The net effect is estimated at $25,000 less for every classroom in the state.

This loss compounds the more than $9.8 billion in cuts California schools have suffered over the past four years, which already places the state at 44th in the nation in per-pupil funding; 50th in the number of guidance counselors, librarians and computers per student; 49th in teacher-student ratio; and 50th in library books per student.

Instead of helping teachers get adequate resources, the governor has labeled them special interests that the state must combat. Meanwhile, he has allied himself with big drug, oil and insurance companies that are raising millions of dollars to help him get voter approval for proposals designed to divert public attention from the real problems facing California schools.

In addition to gutting Prop. 98 guarantees, the governor is proposing other so-called reform measures:
• Instituting merit pay for teachers, which along with other employment decisions would be based on teacher performance as determined by student test scores on state-adopted standardized tests.
• Requiring teachers to teach for five years before gaining permanent status and thus the right to due process protections, and allowing permanent teachers to be dismissed if they receive two unsatisfactory evaluations in a row.
• Prohibiting pensions for teachers and other public employees hired after July 1, 2007, leaving them instead in unpredictable 401(k)-style investment plans.
• Silencing the voices of teachers and other public employees by restricting their unions' political activities and entangling them in unnecessary paperwork that will waste scant resources.
Saying he wants to take his so-called reform measures directly to the people rather than work within the legislative process, Gov. Schwarzenegger is proposing a special election for November that would cost $70 million in taxpayer money.

CTA contends that big corporations are the real "special interests" that stand to benefit from his proposals. Voters are "overwhelmingly opposed" to holding a special election this year, especially when told the price tag, according to the San Francisco Chronicle.

Instead of trying to work with elected officials, the governor spends his time appearing at fundraisers and media events and posing with a giant spigot that spouts red ink.

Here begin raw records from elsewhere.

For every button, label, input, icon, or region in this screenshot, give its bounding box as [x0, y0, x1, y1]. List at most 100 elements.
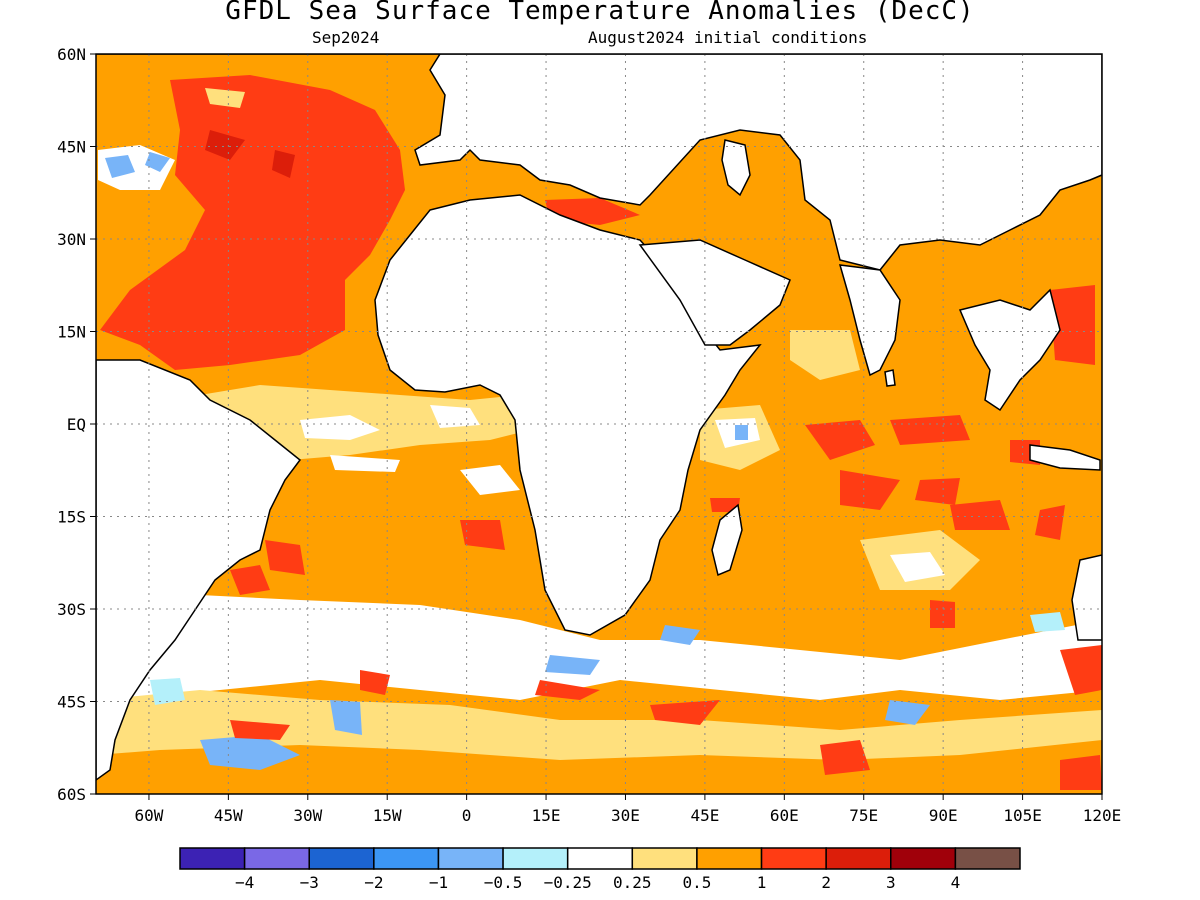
land-masses: [96, 54, 1102, 781]
indian-ocean-warm-patch: [805, 420, 875, 460]
south-atlantic-warm-patch: [265, 540, 305, 575]
colorbar-swatch: [954, 847, 1021, 870]
longitude-tick-label: 75E: [849, 806, 878, 825]
tropical-atlantic-neutral-band: [430, 405, 480, 428]
colorbar-label: 1: [757, 873, 767, 892]
southern-ocean-cool-patch: [1030, 612, 1065, 632]
colorbar-swatch: [696, 847, 763, 870]
colorbar-label: 0.25: [613, 873, 652, 892]
southern-ocean-cool-patch: [545, 655, 600, 675]
latitude-tick-label: 60S: [57, 785, 86, 804]
colorbar-swatch: [373, 847, 440, 870]
colorbar-label: 3: [886, 873, 896, 892]
southern-ocean-warm-patch: [535, 680, 600, 700]
australia-land: [1071, 554, 1102, 641]
tropical-atlantic-neutral-band: [300, 415, 380, 440]
north-atlantic-hot-spot: [272, 150, 295, 178]
nw-atlantic-cool-patch: [145, 152, 170, 172]
indian-subcontinent: [838, 264, 901, 377]
latitude-tick-label: 45N: [57, 138, 86, 157]
colorbar-label: −4: [235, 873, 254, 892]
sri-lanka-island: [884, 369, 896, 387]
latitude-tick-label: 30N: [57, 230, 86, 249]
colorbar-label: 2: [821, 873, 831, 892]
longitude-tick-label: 45W: [214, 806, 243, 825]
caspian-sea: [721, 139, 751, 197]
colorbar-label: −0.25: [544, 873, 592, 892]
colorbar-swatch: [825, 847, 892, 870]
colorbar-swatch: [631, 847, 698, 870]
nw-atlantic-cool-patch: [205, 88, 245, 108]
indian-ocean-warm-patch: [950, 500, 1010, 530]
colorbar-swatch: [243, 847, 310, 870]
southeast-asia-land: [958, 288, 1061, 412]
indian-ocean-neutral-patch: [890, 552, 945, 582]
southern-ocean-warm-patch: [230, 720, 290, 740]
colorbar-swatch: [437, 847, 504, 870]
axis-ticks: 60N 45N 30N 15N EQ 15S 30S 45S 60S 60W 45W 30W 15W 0 1…: [57, 45, 1121, 825]
africa-eurasia-land: [96, 54, 1102, 271]
colorbar: −4 −3 −2 −1 −0.5 −0.25 0.25 0.5 1 2 3 4: [179, 847, 1021, 892]
longitude-tick-label: 60E: [770, 806, 799, 825]
south-atlantic-warm-patch: [230, 565, 270, 595]
latitude-tick-label: 45S: [57, 693, 86, 712]
colorbar-swatch: [760, 847, 827, 870]
southern-ocean-warm-patch: [1060, 645, 1102, 695]
madagascar-island: [711, 503, 743, 577]
southern-ocean-warm-patch: [360, 670, 390, 695]
longitude-tick-label: 15W: [373, 806, 402, 825]
longitude-tick-label: 60W: [134, 806, 163, 825]
longitude-tick-label: 15E: [532, 806, 561, 825]
colorbar-swatch: [308, 847, 375, 870]
southern-ocean-cool-patch: [150, 678, 185, 705]
tropical-atlantic-neutral-band: [460, 465, 520, 495]
chart-title: GFDL Sea Surface Temperature Anomalies (…: [225, 0, 975, 26]
colorbar-label: −3: [300, 873, 319, 892]
nw-atlantic-cool-patch: [105, 155, 135, 178]
colorbar-label: −0.5: [484, 873, 523, 892]
tropical-atlantic-neutral-band: [330, 455, 400, 472]
colorbar-label: −2: [364, 873, 383, 892]
longitude-tick-label: 0: [462, 806, 472, 825]
southern-ocean-warm-patch: [650, 700, 720, 725]
arabian-peninsula: [638, 239, 791, 346]
forecast-month: Sep2024: [312, 28, 380, 47]
latitude-tick-label: 60N: [57, 45, 86, 64]
latitude-tick-label: 15N: [57, 323, 86, 342]
indian-ocean-warm-patch: [1050, 285, 1095, 365]
colorbar-label: 0.5: [682, 873, 711, 892]
south-america-land: [96, 359, 302, 781]
indonesia-islands: [1029, 444, 1101, 471]
indian-ocean-warm-patch: [840, 470, 900, 510]
southern-ocean-warm-patch: [930, 600, 955, 628]
longitude-tick-label: 120E: [1083, 806, 1122, 825]
southern-ocean-warm-patch: [820, 740, 870, 775]
colorbar-label: 4: [951, 873, 961, 892]
indian-ocean-warm-patch: [915, 478, 960, 505]
colorbar-swatch: [890, 847, 957, 870]
colorbar-swatch: [179, 847, 246, 870]
initial-conditions: August2024 initial conditions: [588, 28, 868, 47]
latitude-tick-label: EQ: [67, 415, 86, 434]
southern-ocean-cool-patch: [200, 735, 300, 770]
indian-ocean-neutral-patch: [790, 330, 860, 380]
indian-ocean-warm-patch: [1035, 505, 1065, 540]
longitude-tick-label: 45E: [690, 806, 719, 825]
latitude-tick-label: 30S: [57, 600, 86, 619]
north-atlantic-hot-spot: [205, 130, 245, 160]
longitude-tick-label: 30W: [293, 806, 322, 825]
north-atlantic-warm-region: [100, 75, 405, 370]
graticule: [96, 54, 1102, 794]
southern-ocean-cool-patch: [660, 625, 700, 645]
southern-ocean-warm-patch: [1060, 755, 1102, 790]
indian-ocean-cool-patch: [735, 425, 748, 440]
indian-ocean-warm-patch: [890, 415, 970, 445]
southern-ocean-cool-patch: [330, 700, 362, 735]
longitude-tick-label: 30E: [611, 806, 640, 825]
longitude-tick-label: 105E: [1003, 806, 1042, 825]
colorbar-swatch: [566, 847, 634, 870]
colorbar-swatch: [502, 847, 569, 870]
colorbar-label: −1: [429, 873, 448, 892]
southern-ocean-cool-patch: [885, 700, 930, 725]
south-atlantic-warm-patch: [460, 520, 505, 550]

Such theatrics only mask the real issues facing California.

What follows is a look at the proposals the governor has made and what their implications are for schools.

The more California residents understand how the governor's proposals endanger public education, the angrier they become.

Even though public anger is reaching a fever pitch, the fight has only just begun and will likely continue until November and possibly longer. "We must remember that teachers are powerful voices in our communities - and we are in every community in the state," says CTA President Barbara E. Kerr. If teachers don't get involved in fighting to beat back the governor's attacks, "our classrooms and our profession will be suffering a year from now in ways that are painful to imagine."